L’art du scratch et le turntablism Le DJing hip-hop se caractérise par des gestes techniques spécifiques et la ré-appropriation des fonctions des machines, que l’auteur qualifie d’« extension » plutôt que de « détournement ». Les DJs ont « bricolé » le matériel pour le transcender.

  • Le Turntablism : C’est une branche purement instrumentale du rap. Les turntablists produisent de la musique à partir de la seule manipulation des disques et des platines, en utilisant des mouvements imprimés au vinyle (accélération, ralentissement, scratching, backspinning) et des interventions sur la table de mixage (transitions, enchaînements, ruptures temporelles, montage cut, séquencement des sons par l’effet combiné du crossfader et de la main sur le disque).
  • Le Scratch : Son invention est attribuée à Grand Wizard Theodore, né d’un incident technique. Il consiste à produire de nouveaux sons et rythmes en frottant le saphir sur le vinyle et en effectuant des mouvements de va-et-vient avec la main, tout en utilisant le crossfader comme un commutateur pour créer des « coupes » rythmiques.
  • Les « Battles » de DJing : Ces compétitions sont des « arènes des habiletés techniques » où les DJs s’affrontent sur l’originalité, la technique et la qualité de leur programmation. Les critères de notation incluent :
    • L’habileté technique : La rapidité, la précision, l’aspect novateur et l’inventivité gestuelle des scratchs sont primordiaux.

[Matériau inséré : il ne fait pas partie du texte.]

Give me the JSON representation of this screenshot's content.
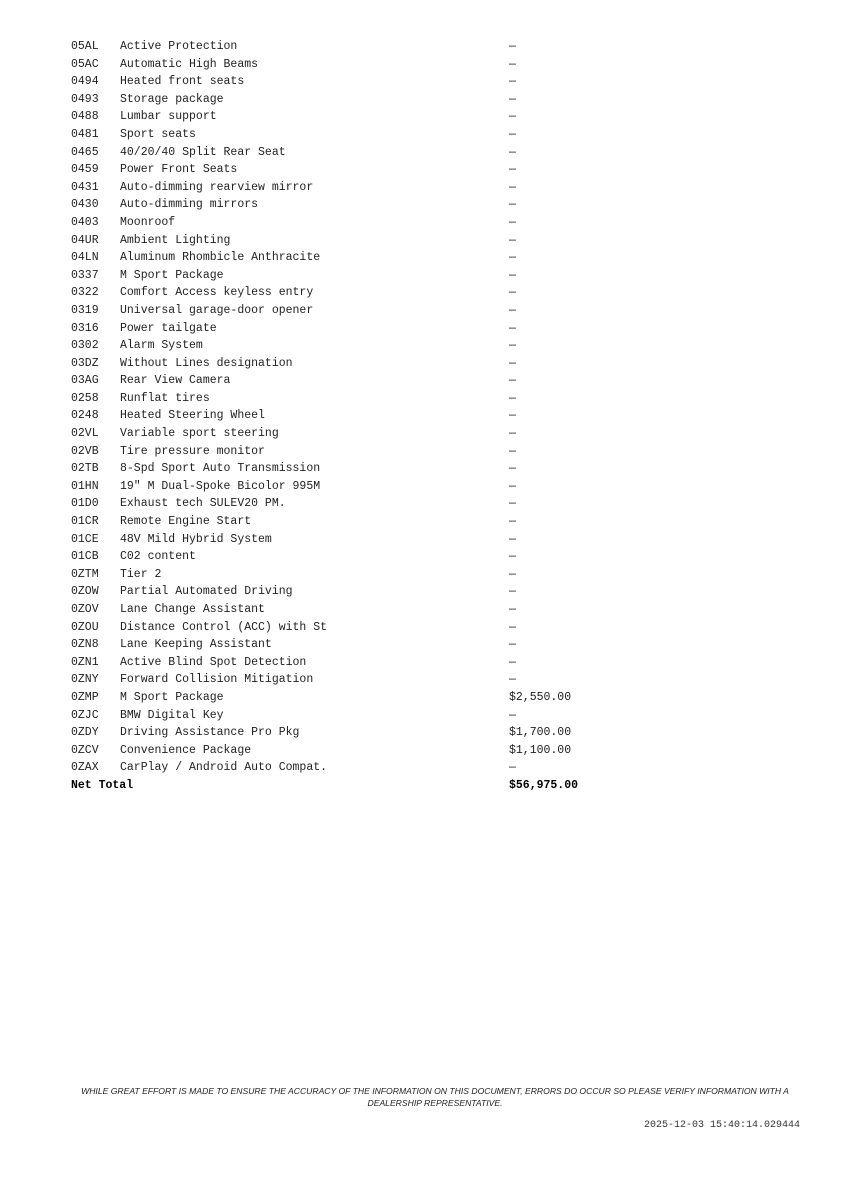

    • La musicalité : Malgré le bruit que le scratch peut sembler produire pour une oreille non avertie, les « initiés » y entendent une musicalité. Le talent du DJ se mesure à sa capacité à créer des scratchs mélodieux, des sons improbables, des « dialogues » ou à recréer des rythmiques.
  • La virtuosité du turntablist : Elle est liée à sa maîtrise technique, son accomplissement et son inventivité dans les gestes techniques, ainsi qu’à la musicalité de sa prestation. Le turntablist est à la fois un exécutant technique et un « chef d’orchestre des sons ». Sa performance est aussi visuelle, les mouvements des mains étant essentiels et parfois filmés pour le public.

Conclusion Le DJing hip-hop est une pratique où la technique et la musicalité s’entremêlent. Les machines, bien que technologiques, servent les aspirations créatives des DJs, leur offrant un champ d’action entre les limites physiques du matériel et leur propre imaginaire musical et technique. Le scratch est une parfaite illustration de cette dualité, montrant comment les fonctions des machines peuvent être transcendées pour insuffler un nouvel élan créatif. Les « battles » sont perçues comme une catharsis de la quête du DJ dans sa relation avec ses instruments de composition.